The Active Management of the Third stage of Labour; prophylactic oxytocics should be routinely used in the third stage of labour as they decrease the risk of PPH by 60%.14 For most women syntometrine ( ergometrine 0.5mg with 5i.u oxytocin) is the drug of choice. Oxytocin alone (10i.u) is preferred by some clinicians in women with hypertension.

Secondary PPH

This commonly presents in primary care as prolonged or excessive bleeding once the woman has returned home after delivery.

Aetiology

The two commonest causes are:

  • Infection- endometritis. Occurs in 1-3% after spontaneous vaginal delivery. It is the most common cause of postnatal morbidity between day 2 and day 10.
  • Retained products of conception (RPOC)

Endometritis risk factors

Caesarean section, prolonged rupture of membranes, severe meconium staining in liquor,15 long labour with multiple examinations, manual removal of placenta,16 mothers age at extremes of reproductive span, low socio-economic status, maternal anaemia, prolonged surgery, internal fetal monitoring and general anaesthetic.

Assessment

History: As above, also extended labour, difficult 3rd stage, ragged placenta, primary PPH.
Examination: Systemic illness, fever, rigors, tachycardia, tissue visible within loss.

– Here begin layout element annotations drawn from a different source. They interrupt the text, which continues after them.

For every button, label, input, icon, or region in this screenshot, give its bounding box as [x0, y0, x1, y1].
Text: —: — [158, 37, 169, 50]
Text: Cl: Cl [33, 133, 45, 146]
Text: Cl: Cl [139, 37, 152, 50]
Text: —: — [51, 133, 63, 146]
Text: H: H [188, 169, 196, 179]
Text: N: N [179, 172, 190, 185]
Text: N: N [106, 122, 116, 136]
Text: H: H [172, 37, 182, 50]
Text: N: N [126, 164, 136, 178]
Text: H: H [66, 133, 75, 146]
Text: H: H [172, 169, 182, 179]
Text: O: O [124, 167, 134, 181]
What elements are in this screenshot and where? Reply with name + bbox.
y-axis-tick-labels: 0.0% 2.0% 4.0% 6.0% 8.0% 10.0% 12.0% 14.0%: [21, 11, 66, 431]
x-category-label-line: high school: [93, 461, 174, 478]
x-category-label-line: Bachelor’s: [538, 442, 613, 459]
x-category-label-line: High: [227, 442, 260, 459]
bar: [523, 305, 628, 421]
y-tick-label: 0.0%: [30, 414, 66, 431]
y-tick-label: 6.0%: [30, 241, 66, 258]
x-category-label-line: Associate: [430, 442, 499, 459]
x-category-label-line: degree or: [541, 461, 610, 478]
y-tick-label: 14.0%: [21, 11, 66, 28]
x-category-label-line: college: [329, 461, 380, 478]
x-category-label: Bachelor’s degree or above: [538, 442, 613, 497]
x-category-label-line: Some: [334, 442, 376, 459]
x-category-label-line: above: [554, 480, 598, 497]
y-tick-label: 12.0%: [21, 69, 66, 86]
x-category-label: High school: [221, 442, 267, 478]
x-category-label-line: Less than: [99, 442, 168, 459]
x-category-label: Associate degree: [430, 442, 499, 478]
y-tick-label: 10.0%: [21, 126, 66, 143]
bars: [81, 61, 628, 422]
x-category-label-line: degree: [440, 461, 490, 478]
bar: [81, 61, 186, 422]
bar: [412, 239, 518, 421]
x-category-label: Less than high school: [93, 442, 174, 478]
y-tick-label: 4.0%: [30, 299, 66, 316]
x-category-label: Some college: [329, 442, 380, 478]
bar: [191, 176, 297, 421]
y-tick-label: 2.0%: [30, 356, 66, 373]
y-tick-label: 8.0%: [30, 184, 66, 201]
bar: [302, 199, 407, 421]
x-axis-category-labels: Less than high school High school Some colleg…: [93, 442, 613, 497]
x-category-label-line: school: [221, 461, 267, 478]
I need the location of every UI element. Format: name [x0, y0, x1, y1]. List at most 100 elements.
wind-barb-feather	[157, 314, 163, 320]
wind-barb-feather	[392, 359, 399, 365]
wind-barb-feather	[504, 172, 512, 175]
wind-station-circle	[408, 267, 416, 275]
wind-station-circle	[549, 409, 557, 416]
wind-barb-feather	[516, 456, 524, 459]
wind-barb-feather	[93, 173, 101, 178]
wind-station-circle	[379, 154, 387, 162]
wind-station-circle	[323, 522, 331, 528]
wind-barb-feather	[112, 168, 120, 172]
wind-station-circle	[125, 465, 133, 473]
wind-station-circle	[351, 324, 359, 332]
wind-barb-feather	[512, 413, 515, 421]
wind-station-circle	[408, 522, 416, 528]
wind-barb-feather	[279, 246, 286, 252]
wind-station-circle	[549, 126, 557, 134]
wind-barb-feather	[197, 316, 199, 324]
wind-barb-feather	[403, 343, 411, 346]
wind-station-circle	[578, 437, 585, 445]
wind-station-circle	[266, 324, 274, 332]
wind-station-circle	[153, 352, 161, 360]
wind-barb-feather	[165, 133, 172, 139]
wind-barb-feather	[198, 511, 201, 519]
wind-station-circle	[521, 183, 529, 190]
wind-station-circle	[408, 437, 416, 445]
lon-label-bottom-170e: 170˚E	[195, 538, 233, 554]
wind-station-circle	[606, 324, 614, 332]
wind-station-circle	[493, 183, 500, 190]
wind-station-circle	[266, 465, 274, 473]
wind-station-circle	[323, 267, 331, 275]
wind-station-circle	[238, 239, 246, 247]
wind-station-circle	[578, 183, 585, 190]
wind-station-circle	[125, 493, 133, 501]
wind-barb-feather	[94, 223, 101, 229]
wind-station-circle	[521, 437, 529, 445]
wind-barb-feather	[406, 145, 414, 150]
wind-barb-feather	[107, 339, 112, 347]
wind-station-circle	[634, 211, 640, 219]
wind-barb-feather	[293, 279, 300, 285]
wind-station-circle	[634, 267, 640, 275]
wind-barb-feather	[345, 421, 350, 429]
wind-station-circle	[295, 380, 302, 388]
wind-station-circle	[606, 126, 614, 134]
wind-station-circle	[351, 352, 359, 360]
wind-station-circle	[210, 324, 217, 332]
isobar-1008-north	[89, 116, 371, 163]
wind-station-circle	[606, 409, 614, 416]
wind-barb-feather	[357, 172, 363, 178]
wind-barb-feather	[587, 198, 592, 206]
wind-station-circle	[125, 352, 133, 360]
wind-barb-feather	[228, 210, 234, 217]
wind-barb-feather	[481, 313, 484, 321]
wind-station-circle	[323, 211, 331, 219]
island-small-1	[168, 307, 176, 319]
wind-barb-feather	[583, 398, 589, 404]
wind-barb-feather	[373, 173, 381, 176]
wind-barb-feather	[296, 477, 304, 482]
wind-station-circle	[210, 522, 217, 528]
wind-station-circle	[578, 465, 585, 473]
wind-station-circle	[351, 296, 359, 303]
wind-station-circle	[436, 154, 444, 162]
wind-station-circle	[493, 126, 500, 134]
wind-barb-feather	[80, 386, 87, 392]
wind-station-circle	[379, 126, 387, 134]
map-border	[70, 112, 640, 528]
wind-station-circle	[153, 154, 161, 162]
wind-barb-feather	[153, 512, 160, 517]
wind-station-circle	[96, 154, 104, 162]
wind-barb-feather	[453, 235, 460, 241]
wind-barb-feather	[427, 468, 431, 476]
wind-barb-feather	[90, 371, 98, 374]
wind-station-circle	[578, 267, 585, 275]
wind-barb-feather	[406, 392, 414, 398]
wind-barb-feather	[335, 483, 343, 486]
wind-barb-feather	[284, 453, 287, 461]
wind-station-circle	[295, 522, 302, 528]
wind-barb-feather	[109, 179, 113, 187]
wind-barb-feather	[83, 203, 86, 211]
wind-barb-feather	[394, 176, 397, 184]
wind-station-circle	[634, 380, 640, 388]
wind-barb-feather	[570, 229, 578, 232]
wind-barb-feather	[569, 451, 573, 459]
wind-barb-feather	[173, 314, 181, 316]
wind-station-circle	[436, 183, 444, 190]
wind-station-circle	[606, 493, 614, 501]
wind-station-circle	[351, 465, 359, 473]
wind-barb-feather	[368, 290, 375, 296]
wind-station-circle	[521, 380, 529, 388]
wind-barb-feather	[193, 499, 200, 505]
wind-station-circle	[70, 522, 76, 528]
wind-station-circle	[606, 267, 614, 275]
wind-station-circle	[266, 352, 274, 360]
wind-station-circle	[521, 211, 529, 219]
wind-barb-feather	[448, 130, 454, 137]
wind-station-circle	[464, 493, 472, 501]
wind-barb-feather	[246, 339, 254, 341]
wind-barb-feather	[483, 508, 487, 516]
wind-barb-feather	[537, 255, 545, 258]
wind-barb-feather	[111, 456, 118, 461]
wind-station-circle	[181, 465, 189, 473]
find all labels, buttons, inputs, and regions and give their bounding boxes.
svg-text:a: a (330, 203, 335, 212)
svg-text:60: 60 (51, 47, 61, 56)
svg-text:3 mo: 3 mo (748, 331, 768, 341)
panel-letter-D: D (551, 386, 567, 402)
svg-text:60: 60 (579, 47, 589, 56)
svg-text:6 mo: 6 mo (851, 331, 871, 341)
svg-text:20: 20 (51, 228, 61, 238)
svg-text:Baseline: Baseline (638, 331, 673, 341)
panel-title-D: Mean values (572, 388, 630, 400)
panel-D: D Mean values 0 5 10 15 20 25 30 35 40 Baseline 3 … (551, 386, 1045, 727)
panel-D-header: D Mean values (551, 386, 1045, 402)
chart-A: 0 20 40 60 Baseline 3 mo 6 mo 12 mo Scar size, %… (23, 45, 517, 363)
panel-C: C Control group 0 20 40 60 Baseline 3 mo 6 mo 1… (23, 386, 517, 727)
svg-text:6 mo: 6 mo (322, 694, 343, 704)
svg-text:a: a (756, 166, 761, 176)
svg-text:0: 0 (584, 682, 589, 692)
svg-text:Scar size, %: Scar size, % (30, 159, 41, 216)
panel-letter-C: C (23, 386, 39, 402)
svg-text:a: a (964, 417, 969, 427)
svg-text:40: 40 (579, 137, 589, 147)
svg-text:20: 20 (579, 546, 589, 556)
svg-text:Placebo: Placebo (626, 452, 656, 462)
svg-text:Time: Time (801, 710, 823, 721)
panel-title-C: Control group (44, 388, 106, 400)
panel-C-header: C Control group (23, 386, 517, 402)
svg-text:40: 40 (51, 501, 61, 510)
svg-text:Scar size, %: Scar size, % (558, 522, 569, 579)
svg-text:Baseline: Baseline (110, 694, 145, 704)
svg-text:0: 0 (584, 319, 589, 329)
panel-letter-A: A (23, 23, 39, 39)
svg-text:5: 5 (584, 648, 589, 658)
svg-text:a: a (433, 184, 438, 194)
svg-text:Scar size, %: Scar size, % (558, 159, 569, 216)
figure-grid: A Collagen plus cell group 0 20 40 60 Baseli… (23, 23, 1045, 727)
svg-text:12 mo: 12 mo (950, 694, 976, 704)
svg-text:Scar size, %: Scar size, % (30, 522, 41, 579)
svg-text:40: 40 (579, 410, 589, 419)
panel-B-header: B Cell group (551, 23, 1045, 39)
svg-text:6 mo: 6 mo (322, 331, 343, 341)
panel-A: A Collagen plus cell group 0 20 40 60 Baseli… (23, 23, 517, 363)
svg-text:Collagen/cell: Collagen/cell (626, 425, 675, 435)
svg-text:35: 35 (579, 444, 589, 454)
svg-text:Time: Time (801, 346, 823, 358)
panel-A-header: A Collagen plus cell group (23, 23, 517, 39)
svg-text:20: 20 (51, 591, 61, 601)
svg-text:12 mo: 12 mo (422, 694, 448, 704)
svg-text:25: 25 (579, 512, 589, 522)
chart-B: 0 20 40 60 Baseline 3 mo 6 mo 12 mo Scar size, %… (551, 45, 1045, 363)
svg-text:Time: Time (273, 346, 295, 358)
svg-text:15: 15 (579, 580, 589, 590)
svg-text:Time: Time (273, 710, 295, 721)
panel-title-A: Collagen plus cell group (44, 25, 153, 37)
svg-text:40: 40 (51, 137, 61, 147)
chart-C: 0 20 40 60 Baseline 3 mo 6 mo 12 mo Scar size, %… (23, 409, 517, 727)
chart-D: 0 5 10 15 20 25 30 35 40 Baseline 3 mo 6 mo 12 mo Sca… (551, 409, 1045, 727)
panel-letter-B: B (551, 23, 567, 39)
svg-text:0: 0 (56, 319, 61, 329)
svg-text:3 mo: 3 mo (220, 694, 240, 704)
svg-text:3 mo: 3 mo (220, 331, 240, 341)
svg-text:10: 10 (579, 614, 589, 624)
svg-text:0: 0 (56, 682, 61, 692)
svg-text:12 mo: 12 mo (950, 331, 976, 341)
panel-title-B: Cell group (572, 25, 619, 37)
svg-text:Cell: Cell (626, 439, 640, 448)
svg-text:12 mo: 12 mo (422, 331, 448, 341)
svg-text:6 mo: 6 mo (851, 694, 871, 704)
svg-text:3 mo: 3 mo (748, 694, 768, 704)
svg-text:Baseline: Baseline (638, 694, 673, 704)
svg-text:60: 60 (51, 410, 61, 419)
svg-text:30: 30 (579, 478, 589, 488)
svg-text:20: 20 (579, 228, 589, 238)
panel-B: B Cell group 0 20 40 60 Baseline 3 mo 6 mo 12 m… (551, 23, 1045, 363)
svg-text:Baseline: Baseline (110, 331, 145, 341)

Suprapubic area may be tender, with elevated fundus that feels boggy in RPOC.

Investigation

  • FBC
  • Blood cultures are positive in 10-30%
  • Check MSU
  • High vaginal swab, also gonorrhoea/chlamydia
  • Ultrasound; may be used if RPOC suspected, although there may be difficulty distinguishing between clot and products. RPOC are unlikely if a normal endometrial stripe is seen.

Management

  • Speculum examination will allow visualisation of cervix and lower genital tract to exclude lacerations. If clot is visible within the cervical os, it may be removed with tissue forceps (though few GP regularly carry these), allowing the cervix to close.
  • If infection suspected, combinations of broad spectrum e.g. amoxicillin, gentamicin and metronidazole, can be given.17 Patient may need to be referred if too unwell to tolerate oral medication; IV clindamycin and gentamicin tds until afebrile for greater than 24 hours.18 Oral follow up treatment is not required. Use doxycyline if chlamydia is suspected.
  • If retained products of conception are suspected elective curettage with antibiotic cover may be required.
  • Patient may require iron supplementation if Hb has fallen. Warn of the risk of constipation.

Prognosis

90% of cases treated with antibiotics improve within 48-72 hours. If this is not the case, the patient should be re-evaluated.